Certaines sont anciennes, d’autres plus récentes, dont l’UE et la monnaie
unique, l’OMC, l’ALENA et son successeur, etc. Si les droites populistes
inquiètent la gauche et les libéraux pour l’avenir de la démocratie, il ne
faudrait pas oublier que c’est le capitalisme lui-même, dans sa version
néolibérale mondialisée, qui en attaque les fondements depuis des décennies, en
condamnant les États à agir en relais des intérêts des FMN. Le fameux TINA (« There
Is No Alternative ») de Margaret Thatcher a fait disparaître le pluralisme
politique des grands partis traditionnels. En France, seules des nuances ou un
certain style d’exercice du pouvoir ont pu distinguer la présidence Sarkozy de
celle de Hollande. Et Macron a persisté dans la même voie, achevant de
convaincre la population française qu’un changement réel s’impose et qu’il
viendra non pas des élites mais des pressions populaires. Au Québec, ce fut
l’élection de la CAQ, la victoire de 10 candidats et candidates de QS,
l’éradication du PLQ du Québec français et la mort clinique du PQ. Au Canada
anglais, il y a eu la fraction plus radicale du conservatisme, incarnée par
Stephen Harper. D’autres sont en formation pour remplacer les Libéraux de
Trudeau (sans un appui massif au Québec, ces derniers retourneront dans
l’opposition).
La montée actuelle des
revendications « souverainistes » (au sens de se réapproprier le contrôle
politique du territoire sans l’interférence des institutions supra étatiques),
identitaires et sécuritaires exige une analyse aussi fine que possible. Mettre
tout cela dans le panier du fascisme ou de l’intolérance gratuite condamne à
coup sûr toute tentative de réparer les pots cassés et de relancer un mouvement
en faveur du socialisme et d’une transition écologique. Je ne connais aucun
exemple dans le passé où les invectives seraient venues à bout d’un phénomène
social. Il est facile de pointer du doigt les manifestations de xénophobie.

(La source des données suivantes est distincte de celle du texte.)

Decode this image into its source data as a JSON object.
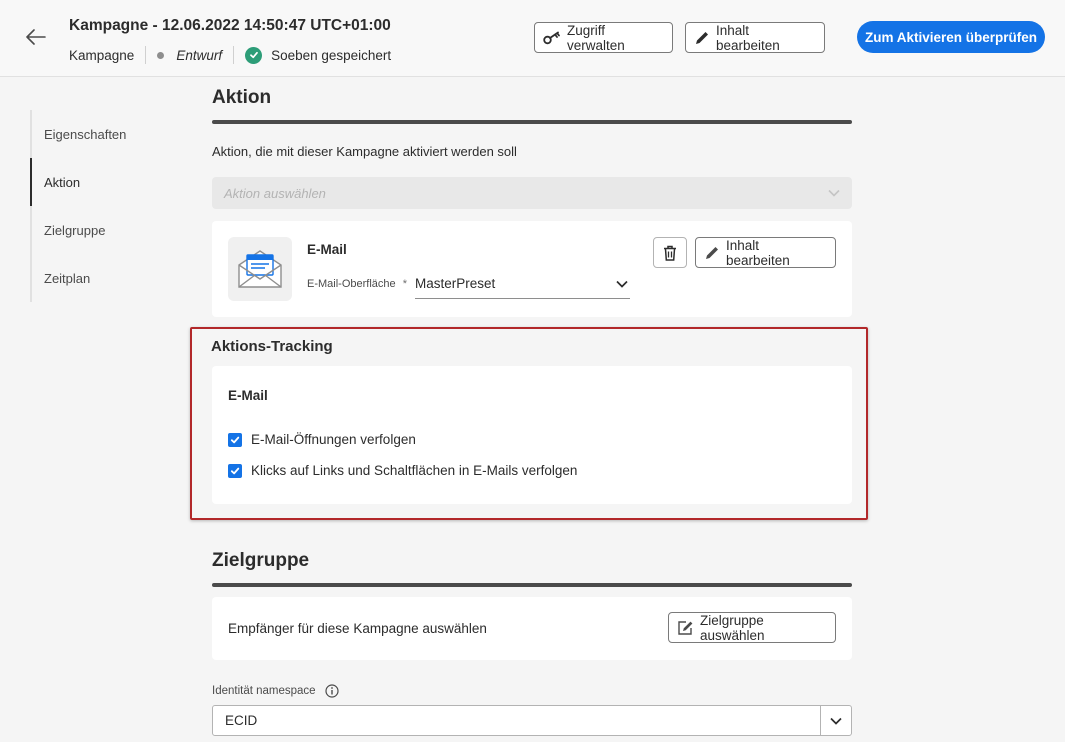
{
  "header": {
    "title": "Kampagne - 12.06.2022 14:50:47 UTC+01:00",
    "type_label": "Kampagne",
    "status": "Entwurf",
    "saved_text": "Soeben gespeichert",
    "manage_access_label": "Zugriff verwalten",
    "edit_content_label": "Inhalt bearbeiten",
    "review_activate_label": "Zum Aktivieren überprüfen"
  },
  "nav": {
    "items": [
      {
        "label": "Eigenschaften"
      },
      {
        "label": "Aktion"
      },
      {
        "label": "Zielgruppe"
      },
      {
        "label": "Zeitplan"
      }
    ]
  },
  "action_section": {
    "title": "Aktion",
    "description": "Aktion, die mit dieser Kampagne aktiviert werden soll",
    "select_placeholder": "Aktion auswählen",
    "email_card": {
      "title": "E-Mail",
      "surface_label": "E-Mail-Oberfläche",
      "required_mark": "*",
      "surface_value": "MasterPreset",
      "edit_content_label": "Inhalt bearbeiten"
    }
  },
  "tracking_section": {
    "title": "Aktions-Tracking",
    "card_title": "E-Mail",
    "options": [
      {
        "label": "E-Mail-Öffnungen verfolgen",
        "checked": true
      },
      {
        "label": "Klicks auf Links und Schaltflächen in E-Mails verfolgen",
        "checked": true
      }
    ]
  },
  "audience_section": {
    "title": "Zielgruppe",
    "description": "Empfänger für diese Kampagne auswählen",
    "select_audience_label": "Zielgruppe auswählen",
    "identity_label": "Identität namespace",
    "identity_value": "ECID"
  },
  "colors": {
    "accent": "#1473e6",
    "success": "#2d9d78",
    "highlight_border": "#b2282a"
  }
}
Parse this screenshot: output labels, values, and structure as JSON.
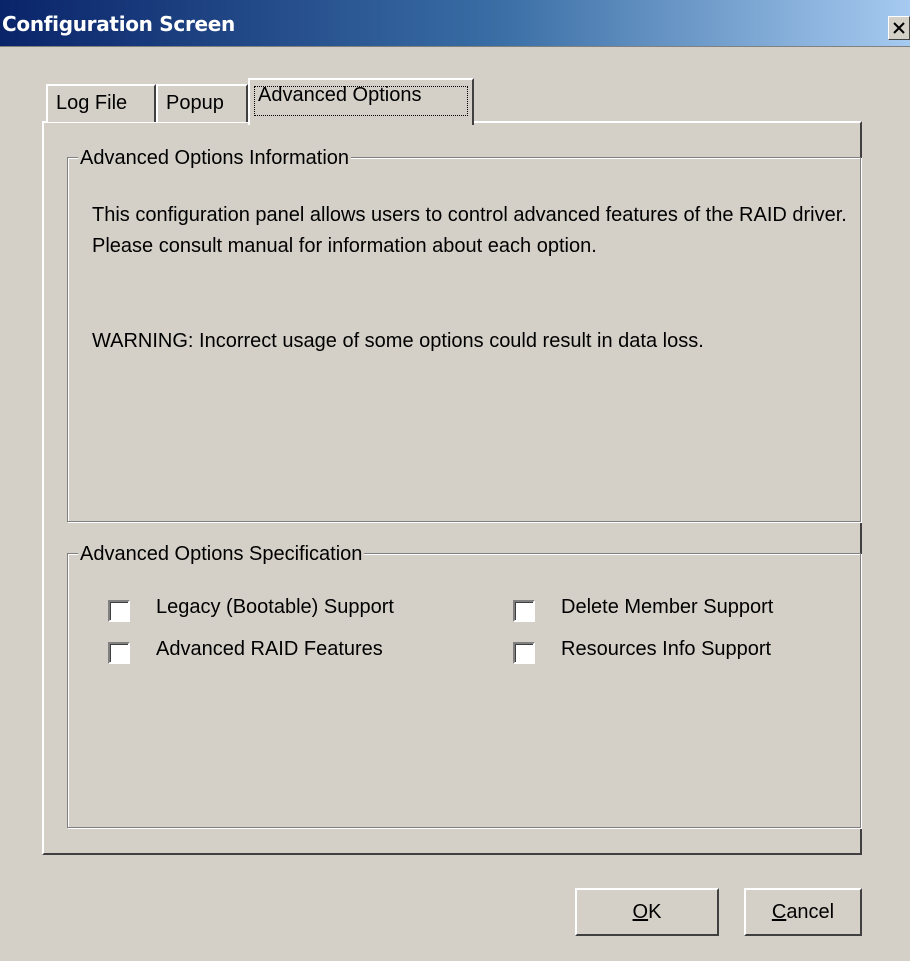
{
  "window": {
    "title": "Configuration Screen",
    "close_icon": "close-icon",
    "close_label": "X"
  },
  "tabs": [
    {
      "label": "Log File",
      "selected": false
    },
    {
      "label": "Popup",
      "selected": false
    },
    {
      "label": "Advanced Options",
      "selected": true
    }
  ],
  "info_group": {
    "legend": "Advanced Options Information",
    "text": "This configuration panel allows users to control advanced features of the RAID driver. Please consult manual for information about each option.",
    "warning": "WARNING: Incorrect usage of some options could result in data loss."
  },
  "spec_group": {
    "legend": "Advanced Options Specification",
    "options": [
      {
        "label": "Legacy (Bootable) Support",
        "checked": false
      },
      {
        "label": "Delete Member Support",
        "checked": false
      },
      {
        "label": "Advanced RAID Features",
        "checked": false
      },
      {
        "label": "Resources Info Support",
        "checked": false
      }
    ]
  },
  "buttons": {
    "ok_mnemonic": "O",
    "ok_rest": "K",
    "cancel_mnemonic": "C",
    "cancel_rest": "ancel"
  },
  "colors": {
    "face": "#d4d0c8",
    "title_start": "#0a246a",
    "title_end": "#a6caf0"
  }
}
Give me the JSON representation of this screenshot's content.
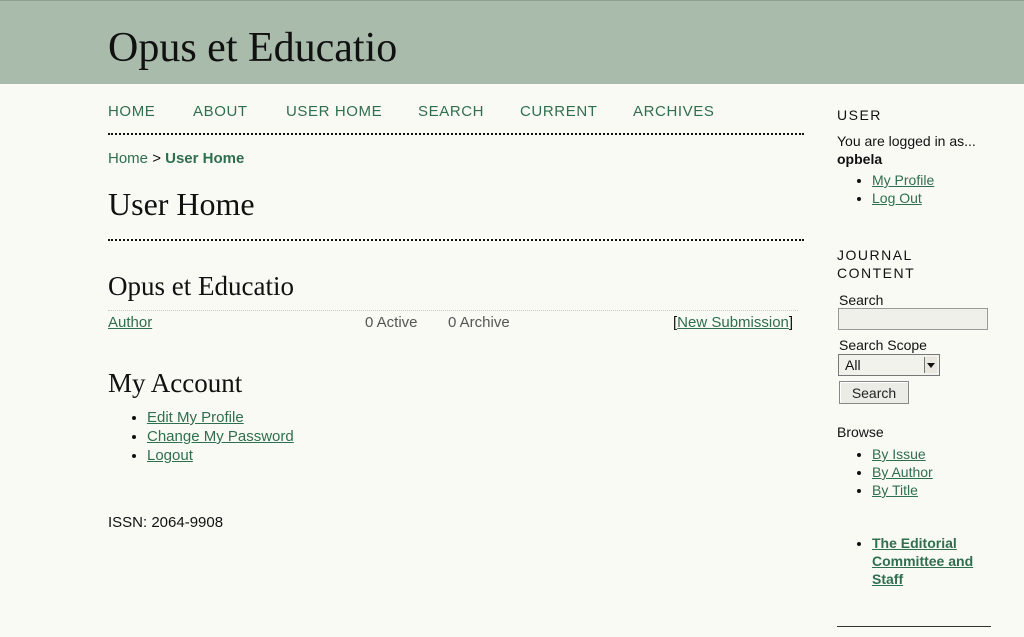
{
  "site": {
    "title": "Opus et Educatio"
  },
  "nav": [
    "HOME",
    "ABOUT",
    "USER HOME",
    "SEARCH",
    "CURRENT",
    "ARCHIVES"
  ],
  "breadcrumb": {
    "home": "Home",
    "separator": ">",
    "current": "User Home"
  },
  "page": {
    "title": "User Home"
  },
  "journal": {
    "name": "Opus et Educatio",
    "role": "Author",
    "active": "0 Active",
    "archive": "0 Archive",
    "bracket_open": "[",
    "new_submission": "New Submission",
    "bracket_close": "]"
  },
  "account": {
    "heading": "My Account",
    "links": [
      "Edit My Profile",
      "Change My Password",
      "Logout"
    ]
  },
  "footer": {
    "issn": "ISSN: 2064-9908"
  },
  "sidebar": {
    "user_heading": "USER",
    "logged_in_text": "You are logged in as...",
    "username": "opbela",
    "user_links": [
      "My Profile",
      "Log Out"
    ],
    "journal_heading_1": "JOURNAL",
    "journal_heading_2": "CONTENT",
    "search_label": "Search",
    "search_value": "",
    "scope_label": "Search Scope",
    "scope_value": "All",
    "search_button": "Search",
    "browse_label": "Browse",
    "browse_links": [
      "By Issue",
      "By Author",
      "By Title"
    ],
    "editorial_link_lines": [
      "The Editorial",
      "Committee and",
      "Staff"
    ]
  },
  "colors": {
    "header_bg": "#a9bbaa",
    "link": "#2f6e4f",
    "page_bg": "#fafaf4"
  }
}
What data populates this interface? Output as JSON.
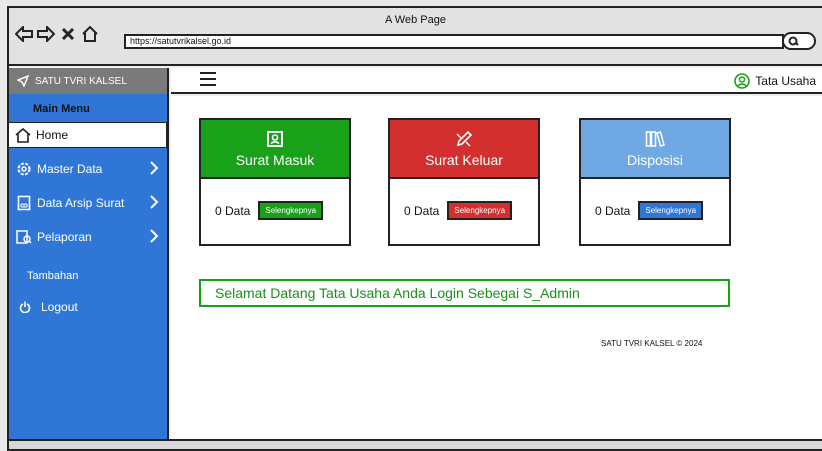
{
  "window": {
    "title": "A Web Page",
    "url": "https://satutvrikalsel.go.id"
  },
  "sidebar": {
    "brand": "SATU TVRI KALSEL",
    "menu_heading": "Main Menu",
    "items": [
      {
        "label": "Home",
        "icon": "home-icon"
      },
      {
        "label": "Master Data",
        "icon": "gear-icon"
      },
      {
        "label": "Data Arsip Surat",
        "icon": "archive-icon"
      },
      {
        "label": "Pelaporan",
        "icon": "report-icon"
      }
    ],
    "section_label": "Tambahan",
    "logout_label": "Logout"
  },
  "topbar": {
    "user_name": "Tata Usaha"
  },
  "cards": [
    {
      "title": "Surat Masuk",
      "count": "0 Data",
      "button": "Selengkepnya",
      "color": "#1aa11a",
      "icon": "inbox-icon"
    },
    {
      "title": "Surat Keluar",
      "count": "0 Data",
      "button": "Selengkepnya",
      "color": "#d32f2f",
      "icon": "edit-icon"
    },
    {
      "title": "Disposisi",
      "count": "0 Data",
      "button": "Selengkepnya",
      "color": "#6fa8e3",
      "icon": "books-icon"
    }
  ],
  "welcome_message": "Selamat Datang Tata Usaha Anda Login Sebegai S_Admin",
  "footer": "SATU TVRI KALSEL © 2024",
  "colors": {
    "sidebar": "#2f76d6",
    "brand_bar": "#7a7a7a",
    "success": "#1aa11a",
    "danger": "#d32f2f",
    "info": "#2f76d6"
  }
}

Plus difficile est d’en analyser les fondements. L’insécurité touche une grande
partie du mouvement ouvrier et des « classes moyennes » constituées de petits
propriétaires de commerces, de PME manufacturières ou de services (il ne
faudrait pas négliger cette petite-bourgeoisie dont Marx admettait qu’en
certaines circonstances, elle pouvait se joindre à la lutte du prolétariat, en
dépit de son attachement à la propriété privée). L’idéologie néolibérale a
réussi à convaincre (presque) tout le monde que la dette publique constituait
un fléau épouvantable. Les gouvernements ont ainsi procédé à des attaques en
règle contre les services sociaux, mettant notamment fin à l’universalité pour
certains programmes. Les plus pauvres parmi nous apprennent simultanément que
les mêmes gouvernements consacrent de l’argent à l’accueil d’un nombre
croissant d’immigrants qui, parce que plus démunis encore que les pauvres nés
ici ou bénéficiant déjà de la citoyenneté, viendront les concurrencer dans la
distribution des fonds publics, en plus de les concurrencer pour les emplois. Dans
ce domaine, la bourgeoisie peut se donner des airs progressistes parce qu’elle
profite de cette concurrence du côté de l’offre de travail et parce qu’elle
fait face à une pénurie dans certains secteurs. Mais qu’en est-il pour les
personnes vivant concrètement les effets de cette concurrence et par-dessus
tout dénuées du bagage théorique nécessaire et dépourvues du temps pour y
réfléchir correctement? Le mépris constitue-t-il vraiment la seule option? Ces
personnes sont-elles individuellement coupables de leurs mauvais choix de
lecture et d’émissions de radio? Si vous le croyez, c’est que le libéralisme thatchérien
a contaminé la gauche à un niveau que je ne soupçonnais guère.
Penser qu’il s’agit d’une
réaction exclusive des « petits Blancs » ou des « souchiens » ne rend pas
compte de la réalité. En Grande-Bretagne, une citoyenne racisée originaire de l’Inde disait avoir voté en faveur du Brexit par crainte que les Polonais
viennent concurrencer les travailleurs britanniques, dont elle-même. J’ai connu
des immigrés italiens à Montréal qui se plaignaient de l’immigration et
exerçaient une forme de discrimination dans la location de leur logement. En
France, des citoyens d’origine maghrébine se plaignent de l’immigration en
provenance de l’Afrique subsaharienne. Les exemples pourraient être multipliés
à l’infini, en commençant par notre puissant voisin du Sud.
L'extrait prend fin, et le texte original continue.